I created a ORC table A:
create table A like B; alter table A set fileformat orc; insert into table A select * from B sort by age;
But, When I run query,
select id from A where age=60;
The data read from HDFS is almost equal to the size of A. I expected lesser data due to predicate pushdown. Also, in reducer logs there is no mention of ORC.
Even if hive.optimize.ppd is set to true, skipping chunks of data depend upon on how your data is organized.
Can you share following details :
1. total records in the table
2. Min and max value of the column
3. orc.stripe.size and orc.row.index.stride
1) 43,89,73,994 rows
2) min 0 and max 99 (age column also contains NULL, empty values)
3) stripe size is 256MB and stride is 10,000
I sorted the data by age while inserting.
Please use Distribute by and Sort by or Cluster by for ordering because in only sort by reducers can have overlapping ranges, it sorts only at the reducer level.
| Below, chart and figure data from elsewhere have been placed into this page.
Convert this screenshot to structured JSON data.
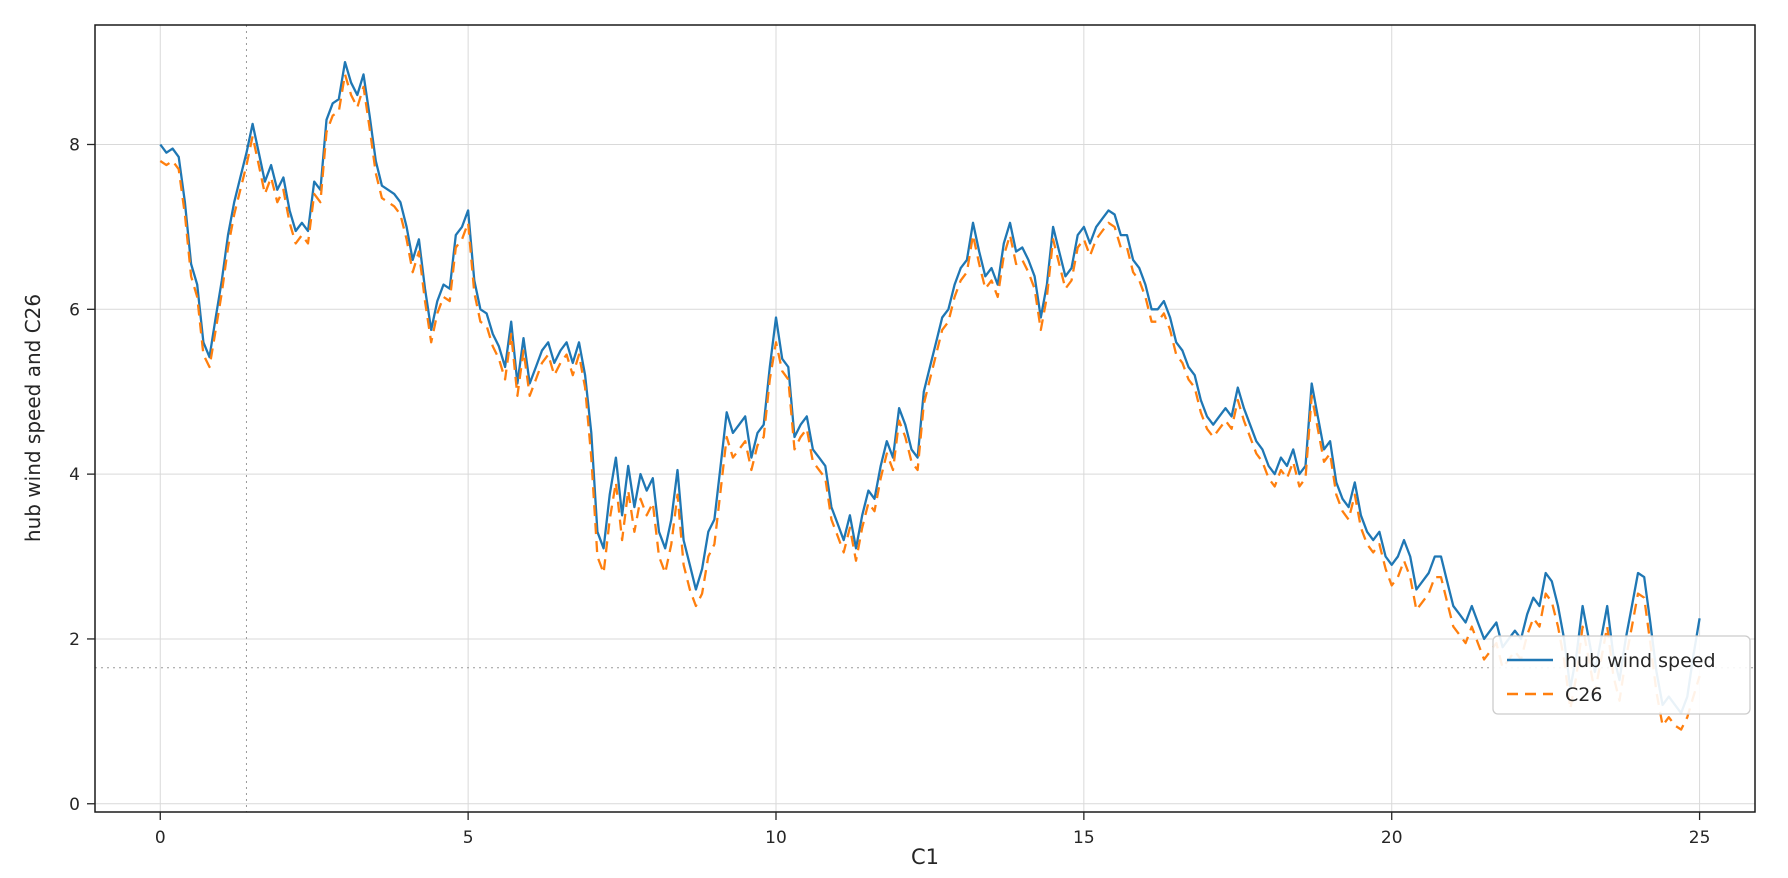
{
  "chart_data": {
    "type": "line",
    "xlabel": "C1",
    "ylabel": "hub wind speed and C26",
    "xlim": [
      -1.06,
      25.9
    ],
    "ylim": [
      -0.1,
      9.45
    ],
    "x_ticks": [
      0,
      5,
      10,
      15,
      20,
      25
    ],
    "y_ticks": [
      0,
      2,
      4,
      6,
      8
    ],
    "grid": true,
    "legend_position": "lower right",
    "crosshair": {
      "x": 1.4,
      "y": 1.65
    },
    "x": [
      0,
      0.1,
      0.2,
      0.3,
      0.4,
      0.5,
      0.6,
      0.7,
      0.8,
      0.9,
      1,
      1.1,
      1.2,
      1.3,
      1.4,
      1.5,
      1.6,
      1.7,
      1.8,
      1.9,
      2,
      2.1,
      2.2,
      2.3,
      2.4,
      2.5,
      2.6,
      2.7,
      2.8,
      2.9,
      3,
      3.1,
      3.2,
      3.3,
      3.4,
      3.5,
      3.6,
      3.7,
      3.8,
      3.9,
      4,
      4.1,
      4.2,
      4.3,
      4.4,
      4.5,
      4.6,
      4.7,
      4.8,
      4.9,
      5,
      5.1,
      5.2,
      5.3,
      5.4,
      5.5,
      5.6,
      5.7,
      5.8,
      5.9,
      6,
      6.1,
      6.2,
      6.3,
      6.4,
      6.5,
      6.6,
      6.7,
      6.8,
      6.9,
      7,
      7.1,
      7.2,
      7.3,
      7.4,
      7.5,
      7.6,
      7.7,
      7.8,
      7.9,
      8,
      8.1,
      8.2,
      8.3,
      8.4,
      8.5,
      8.6,
      8.7,
      8.8,
      8.9,
      9,
      9.1,
      9.2,
      9.3,
      9.4,
      9.5,
      9.6,
      9.7,
      9.8,
      9.9,
      10,
      10.1,
      10.2,
      10.3,
      10.4,
      10.5,
      10.6,
      10.7,
      10.8,
      10.9,
      11,
      11.1,
      11.2,
      11.3,
      11.4,
      11.5,
      11.6,
      11.7,
      11.8,
      11.9,
      12,
      12.1,
      12.2,
      12.3,
      12.4,
      12.5,
      12.6,
      12.7,
      12.8,
      12.9,
      13,
      13.1,
      13.2,
      13.3,
      13.4,
      13.5,
      13.6,
      13.7,
      13.8,
      13.9,
      14,
      14.1,
      14.2,
      14.3,
      14.4,
      14.5,
      14.6,
      14.7,
      14.8,
      14.9,
      15,
      15.1,
      15.2,
      15.3,
      15.4,
      15.5,
      15.6,
      15.7,
      15.8,
      15.9,
      16,
      16.1,
      16.2,
      16.3,
      16.4,
      16.5,
      16.6,
      16.7,
      16.8,
      16.9,
      17,
      17.1,
      17.2,
      17.3,
      17.4,
      17.5,
      17.6,
      17.7,
      17.8,
      17.9,
      18,
      18.1,
      18.2,
      18.3,
      18.4,
      18.5,
      18.6,
      18.7,
      18.8,
      18.9,
      19,
      19.1,
      19.2,
      19.3,
      19.4,
      19.5,
      19.6,
      19.7,
      19.8,
      19.9,
      20,
      20.1,
      20.2,
      20.3,
      20.4,
      20.5,
      20.6,
      20.7,
      20.8,
      20.9,
      21,
      21.1,
      21.2,
      21.3,
      21.4,
      21.5,
      21.6,
      21.7,
      21.8,
      21.9,
      22,
      22.1,
      22.2,
      22.3,
      22.4,
      22.5,
      22.6,
      22.7,
      22.8,
      22.9,
      23,
      23.1,
      23.2,
      23.3,
      23.4,
      23.5,
      23.6,
      23.7,
      23.8,
      23.9,
      24,
      24.1,
      24.2,
      24.3,
      24.4,
      24.5,
      24.6,
      24.7,
      24.8,
      24.9,
      25
    ],
    "series": [
      {
        "name": "hub wind speed",
        "color": "#1f77b4",
        "style": "solid",
        "values": [
          8.0,
          7.9,
          7.95,
          7.85,
          7.3,
          6.55,
          6.3,
          5.6,
          5.42,
          5.9,
          6.35,
          6.9,
          7.3,
          7.6,
          7.9,
          8.25,
          7.9,
          7.55,
          7.75,
          7.45,
          7.6,
          7.2,
          6.95,
          7.05,
          6.95,
          7.55,
          7.45,
          8.3,
          8.5,
          8.55,
          9.0,
          8.75,
          8.6,
          8.85,
          8.35,
          7.8,
          7.5,
          7.45,
          7.4,
          7.3,
          7.0,
          6.6,
          6.85,
          6.25,
          5.75,
          6.1,
          6.3,
          6.25,
          6.9,
          7.0,
          7.2,
          6.35,
          6.0,
          5.95,
          5.7,
          5.55,
          5.3,
          5.85,
          5.1,
          5.65,
          5.1,
          5.3,
          5.5,
          5.6,
          5.35,
          5.5,
          5.6,
          5.35,
          5.6,
          5.2,
          4.5,
          3.3,
          3.1,
          3.75,
          4.2,
          3.5,
          4.1,
          3.6,
          4.0,
          3.8,
          3.95,
          3.3,
          3.1,
          3.45,
          4.05,
          3.2,
          2.9,
          2.6,
          2.85,
          3.3,
          3.45,
          4.1,
          4.75,
          4.5,
          4.6,
          4.7,
          4.2,
          4.5,
          4.6,
          5.3,
          5.9,
          5.4,
          5.3,
          4.45,
          4.6,
          4.7,
          4.3,
          4.2,
          4.1,
          3.6,
          3.4,
          3.2,
          3.5,
          3.1,
          3.5,
          3.8,
          3.7,
          4.1,
          4.4,
          4.2,
          4.8,
          4.6,
          4.3,
          4.2,
          5.0,
          5.3,
          5.6,
          5.9,
          6.0,
          6.3,
          6.5,
          6.6,
          7.05,
          6.7,
          6.4,
          6.5,
          6.3,
          6.8,
          7.05,
          6.7,
          6.75,
          6.6,
          6.4,
          5.9,
          6.3,
          7.0,
          6.7,
          6.4,
          6.5,
          6.9,
          7.0,
          6.8,
          7.0,
          7.1,
          7.2,
          7.15,
          6.9,
          6.9,
          6.6,
          6.5,
          6.3,
          6.0,
          6.0,
          6.1,
          5.9,
          5.6,
          5.5,
          5.3,
          5.2,
          4.9,
          4.7,
          4.6,
          4.7,
          4.8,
          4.7,
          5.05,
          4.8,
          4.6,
          4.4,
          4.3,
          4.1,
          4.0,
          4.2,
          4.1,
          4.3,
          4.0,
          4.1,
          5.1,
          4.7,
          4.3,
          4.4,
          3.9,
          3.7,
          3.6,
          3.9,
          3.5,
          3.3,
          3.2,
          3.3,
          3.0,
          2.9,
          3.0,
          3.2,
          3.0,
          2.6,
          2.7,
          2.8,
          3.0,
          3.0,
          2.7,
          2.4,
          2.3,
          2.2,
          2.4,
          2.2,
          2.0,
          2.1,
          2.2,
          1.9,
          2.0,
          2.1,
          2.0,
          2.3,
          2.5,
          2.4,
          2.8,
          2.7,
          2.4,
          2.0,
          1.4,
          1.8,
          2.4,
          2.0,
          1.6,
          2.0,
          2.4,
          1.8,
          1.5,
          2.0,
          2.4,
          2.8,
          2.75,
          2.2,
          1.6,
          1.2,
          1.3,
          1.2,
          1.1,
          1.3,
          1.8,
          2.25
        ]
      },
      {
        "name": "C26",
        "color": "#ff7f0e",
        "style": "dashed",
        "values": [
          7.8,
          7.75,
          7.8,
          7.7,
          7.15,
          6.4,
          6.15,
          5.45,
          5.3,
          5.75,
          6.2,
          6.75,
          7.15,
          7.45,
          7.75,
          8.1,
          7.75,
          7.4,
          7.6,
          7.3,
          7.45,
          7.05,
          6.8,
          6.9,
          6.8,
          7.4,
          7.3,
          8.15,
          8.35,
          8.4,
          8.85,
          8.6,
          8.45,
          8.7,
          8.2,
          7.65,
          7.35,
          7.3,
          7.25,
          7.15,
          6.85,
          6.45,
          6.7,
          6.1,
          5.6,
          5.95,
          6.15,
          6.1,
          6.75,
          6.85,
          7.05,
          6.2,
          5.85,
          5.8,
          5.55,
          5.4,
          5.15,
          5.7,
          4.95,
          5.5,
          4.95,
          5.15,
          5.35,
          5.45,
          5.2,
          5.35,
          5.45,
          5.2,
          5.45,
          5.05,
          4.2,
          3.0,
          2.8,
          3.45,
          3.9,
          3.2,
          3.8,
          3.3,
          3.7,
          3.5,
          3.65,
          3.0,
          2.8,
          3.15,
          3.75,
          2.9,
          2.6,
          2.4,
          2.55,
          3.0,
          3.15,
          3.8,
          4.45,
          4.2,
          4.3,
          4.4,
          4.05,
          4.35,
          4.45,
          5.15,
          5.6,
          5.25,
          5.15,
          4.3,
          4.45,
          4.55,
          4.15,
          4.05,
          3.95,
          3.45,
          3.25,
          3.05,
          3.35,
          2.95,
          3.35,
          3.65,
          3.55,
          3.95,
          4.25,
          4.05,
          4.65,
          4.45,
          4.15,
          4.05,
          4.85,
          5.15,
          5.45,
          5.75,
          5.85,
          6.15,
          6.35,
          6.45,
          6.9,
          6.55,
          6.25,
          6.35,
          6.15,
          6.65,
          6.9,
          6.55,
          6.6,
          6.45,
          6.25,
          5.75,
          6.15,
          6.85,
          6.55,
          6.25,
          6.35,
          6.75,
          6.85,
          6.65,
          6.85,
          6.95,
          7.05,
          7.0,
          6.75,
          6.75,
          6.45,
          6.35,
          6.15,
          5.85,
          5.85,
          5.95,
          5.75,
          5.45,
          5.35,
          5.15,
          5.05,
          4.75,
          4.55,
          4.45,
          4.55,
          4.65,
          4.55,
          4.9,
          4.65,
          4.45,
          4.25,
          4.15,
          3.95,
          3.85,
          4.05,
          3.95,
          4.15,
          3.85,
          3.95,
          4.95,
          4.55,
          4.15,
          4.25,
          3.75,
          3.55,
          3.45,
          3.75,
          3.35,
          3.15,
          3.05,
          3.15,
          2.85,
          2.65,
          2.75,
          2.95,
          2.75,
          2.35,
          2.45,
          2.55,
          2.75,
          2.75,
          2.45,
          2.15,
          2.05,
          1.95,
          2.15,
          1.95,
          1.75,
          1.85,
          1.95,
          1.65,
          1.75,
          1.85,
          1.75,
          2.05,
          2.25,
          2.15,
          2.55,
          2.45,
          2.15,
          1.75,
          1.15,
          1.55,
          2.15,
          1.75,
          1.35,
          1.75,
          2.15,
          1.55,
          1.25,
          1.75,
          2.15,
          2.55,
          2.5,
          1.95,
          1.35,
          0.95,
          1.05,
          0.95,
          0.9,
          1.05,
          1.3,
          1.55
        ]
      }
    ]
  }
}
For this particular scenario, you can even increase the stride to 15000 as you have non-unique values for that column [43,89,73,994 records for a small range]
@rtrivedi Thank for the reply. Is this what you are saying?
create table A like B; alter table A set fileformat orc; alter table A set tblproperties("orc.row.index.stride"="15000"); insert into table A select * from B cluster by age;